Верещагин заканчивает свою речь. «Ух ты!» – говорит сильно потрясенный парень. Он смотрит на Верещагина с огромным щенячьим вниманием, не перебивает, вот только «Ух ты!» сказал и уж теперь, конечно, совсем не способен заметить красоту мундштука, которым Верещагин специально вертит перед его носом в большой надежде.
«В какой книжке об этом можно прочитать? – спрашивает он, когда Верещагин разочарованно встает и прячет в карман мундштук. – Я бы такую книжку купил».
«Ишь читатель нашелся! – говорит недовольный Верещагин и идет к остановившемуся пустому троллейбусу. – Прощай, парень. До свидания».
«До свидания, – отвечает парень. – С вами разговаривать, много почерпнешь. А с той девушкой вы уже не встречаетесь? Гены не подошли, да?»

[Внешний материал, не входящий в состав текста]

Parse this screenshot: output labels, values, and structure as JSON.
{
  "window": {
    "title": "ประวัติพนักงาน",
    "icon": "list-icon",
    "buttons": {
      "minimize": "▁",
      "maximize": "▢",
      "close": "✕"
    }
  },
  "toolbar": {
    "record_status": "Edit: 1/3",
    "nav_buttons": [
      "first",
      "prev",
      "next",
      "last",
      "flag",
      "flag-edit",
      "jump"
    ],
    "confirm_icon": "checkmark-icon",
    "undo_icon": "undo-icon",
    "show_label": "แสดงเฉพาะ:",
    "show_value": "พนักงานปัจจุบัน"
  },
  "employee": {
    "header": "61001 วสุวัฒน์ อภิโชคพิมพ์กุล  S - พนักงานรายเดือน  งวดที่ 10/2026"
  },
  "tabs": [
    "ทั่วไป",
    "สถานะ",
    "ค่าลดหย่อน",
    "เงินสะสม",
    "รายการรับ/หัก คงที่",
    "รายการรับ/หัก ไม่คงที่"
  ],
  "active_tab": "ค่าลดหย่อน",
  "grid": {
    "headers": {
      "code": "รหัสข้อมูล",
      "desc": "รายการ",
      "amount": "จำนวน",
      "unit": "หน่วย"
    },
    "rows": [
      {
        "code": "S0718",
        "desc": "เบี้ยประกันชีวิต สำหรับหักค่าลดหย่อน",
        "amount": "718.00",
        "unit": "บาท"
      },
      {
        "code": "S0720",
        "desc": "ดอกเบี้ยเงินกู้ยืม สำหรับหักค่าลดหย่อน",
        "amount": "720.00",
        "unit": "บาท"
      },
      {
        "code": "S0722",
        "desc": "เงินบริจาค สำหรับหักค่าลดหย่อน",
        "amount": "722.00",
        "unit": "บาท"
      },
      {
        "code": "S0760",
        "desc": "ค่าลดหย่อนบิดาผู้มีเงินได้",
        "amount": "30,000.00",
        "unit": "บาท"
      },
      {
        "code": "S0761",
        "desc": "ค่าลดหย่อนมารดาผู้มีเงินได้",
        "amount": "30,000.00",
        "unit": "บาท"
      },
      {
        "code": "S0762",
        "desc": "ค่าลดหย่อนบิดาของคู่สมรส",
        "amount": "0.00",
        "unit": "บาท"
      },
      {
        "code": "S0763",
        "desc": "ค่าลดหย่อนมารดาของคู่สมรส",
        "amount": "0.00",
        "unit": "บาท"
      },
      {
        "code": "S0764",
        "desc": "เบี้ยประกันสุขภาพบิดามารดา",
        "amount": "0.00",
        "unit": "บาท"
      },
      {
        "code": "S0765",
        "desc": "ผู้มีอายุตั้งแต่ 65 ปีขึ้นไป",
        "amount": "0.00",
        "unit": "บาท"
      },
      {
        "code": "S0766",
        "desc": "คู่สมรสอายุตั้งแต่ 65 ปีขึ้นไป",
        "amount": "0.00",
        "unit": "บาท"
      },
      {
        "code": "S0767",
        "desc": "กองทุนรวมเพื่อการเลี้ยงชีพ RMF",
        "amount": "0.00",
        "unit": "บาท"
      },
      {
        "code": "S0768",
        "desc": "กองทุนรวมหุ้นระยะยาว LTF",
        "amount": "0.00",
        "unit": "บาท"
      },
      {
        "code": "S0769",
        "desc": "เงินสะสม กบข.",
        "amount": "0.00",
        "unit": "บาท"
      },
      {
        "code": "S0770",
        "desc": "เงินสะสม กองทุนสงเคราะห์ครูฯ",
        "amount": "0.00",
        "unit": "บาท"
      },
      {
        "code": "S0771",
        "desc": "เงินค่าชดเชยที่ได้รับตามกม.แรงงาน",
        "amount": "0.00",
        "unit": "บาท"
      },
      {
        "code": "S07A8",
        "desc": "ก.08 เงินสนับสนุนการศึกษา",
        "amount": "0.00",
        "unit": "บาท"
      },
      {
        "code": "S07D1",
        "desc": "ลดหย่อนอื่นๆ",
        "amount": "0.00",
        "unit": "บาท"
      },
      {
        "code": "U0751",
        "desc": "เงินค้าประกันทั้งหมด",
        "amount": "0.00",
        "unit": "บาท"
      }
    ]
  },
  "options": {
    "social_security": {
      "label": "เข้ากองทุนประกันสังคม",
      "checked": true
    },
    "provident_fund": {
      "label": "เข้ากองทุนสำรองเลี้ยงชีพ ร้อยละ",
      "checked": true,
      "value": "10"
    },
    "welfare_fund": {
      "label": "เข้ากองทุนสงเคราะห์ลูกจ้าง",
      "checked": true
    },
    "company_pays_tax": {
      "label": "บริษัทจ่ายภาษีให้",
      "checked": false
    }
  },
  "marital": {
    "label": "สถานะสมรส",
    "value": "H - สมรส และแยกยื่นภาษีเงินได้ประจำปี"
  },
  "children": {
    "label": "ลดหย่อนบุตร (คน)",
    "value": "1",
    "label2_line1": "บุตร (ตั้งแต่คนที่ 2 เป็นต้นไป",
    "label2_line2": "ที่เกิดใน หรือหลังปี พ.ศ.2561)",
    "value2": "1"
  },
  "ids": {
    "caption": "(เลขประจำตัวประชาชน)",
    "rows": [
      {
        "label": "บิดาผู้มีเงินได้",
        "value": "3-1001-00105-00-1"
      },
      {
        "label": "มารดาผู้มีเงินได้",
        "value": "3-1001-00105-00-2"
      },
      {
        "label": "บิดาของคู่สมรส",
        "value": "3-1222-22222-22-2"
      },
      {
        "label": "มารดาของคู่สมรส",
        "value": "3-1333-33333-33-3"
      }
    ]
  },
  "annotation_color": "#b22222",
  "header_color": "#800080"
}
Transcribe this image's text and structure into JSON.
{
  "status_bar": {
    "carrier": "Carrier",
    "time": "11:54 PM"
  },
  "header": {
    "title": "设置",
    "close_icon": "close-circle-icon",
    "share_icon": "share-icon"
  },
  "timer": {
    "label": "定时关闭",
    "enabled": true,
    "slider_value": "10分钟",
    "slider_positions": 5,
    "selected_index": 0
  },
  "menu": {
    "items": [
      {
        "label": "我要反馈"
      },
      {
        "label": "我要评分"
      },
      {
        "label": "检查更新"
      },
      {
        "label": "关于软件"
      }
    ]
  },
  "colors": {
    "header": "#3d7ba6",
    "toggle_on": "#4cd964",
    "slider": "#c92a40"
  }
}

«Еще как подошли, – говорит Верещагин и вздыхает – глубоко и искренне. Он уже стоит на подножке троллейбуса. – Только она меня бросила, парень. – Он снова вздыхает, уже менее натурально. – Во как вышло. Здорово, да? Пока».
«Пока, – кивает парень, но не уходит, наоборот, приближается к троллейбусу вплотную, почти влазит в него, глаза у него удивленные – надо же, как близко к сердцу принял верещагинскую речь. – Это почему же – бросила? – спрашивает он. – Ваши, значит, гены к ее подошли, а ее к вашим – нет? Разве так бывает?»
«У матери ее не подошли гены, – объясняет Верещагин. Он уже внутри троллейбуса и разговаривает с парнем высунув наружу голову. – Матерям, знаешь, наплевать на дочкины гены. Им лишь бы порядок был. Зять почему-то всегда интересует их больше, чем внуки».
Он едва успевает убрать голову – гильотина троллейбусных дверей смыкается. Поехали.
Большую муху, которая уцепилась в тамбурное стекло, другой раздавил бы или, по крайней мере, согнал – ни для чего, просто чтоб утвердить свое право сильнейшего на этом участке пространства, а Верещагин – нет. Он смотрит на муху дружески, почти с любовью и несколько вопросительно, как бы ожидая каких-то разъяснений. Но муха не чувствует себя обязанной исповедоваться перед Верещагиным. Она вообще никому и ничем не обязана, и ей никто ничем не обязан – она на редкость свободна. Она даже не вздрагивает крылышками, когда троллейбус трогается, не испытывает ни волнения, ни тревоги, хотя уезжает из родных мест навсегда. На какой-то остановке она вылетит и будет жить вдали от своих братьев и сестер, не замечая их отсутствия, не обнаружив перемены, ностальгия ее не замучит, привязанностей у нее нет, воспоминаний тоже – эх, до чего же свободная муха!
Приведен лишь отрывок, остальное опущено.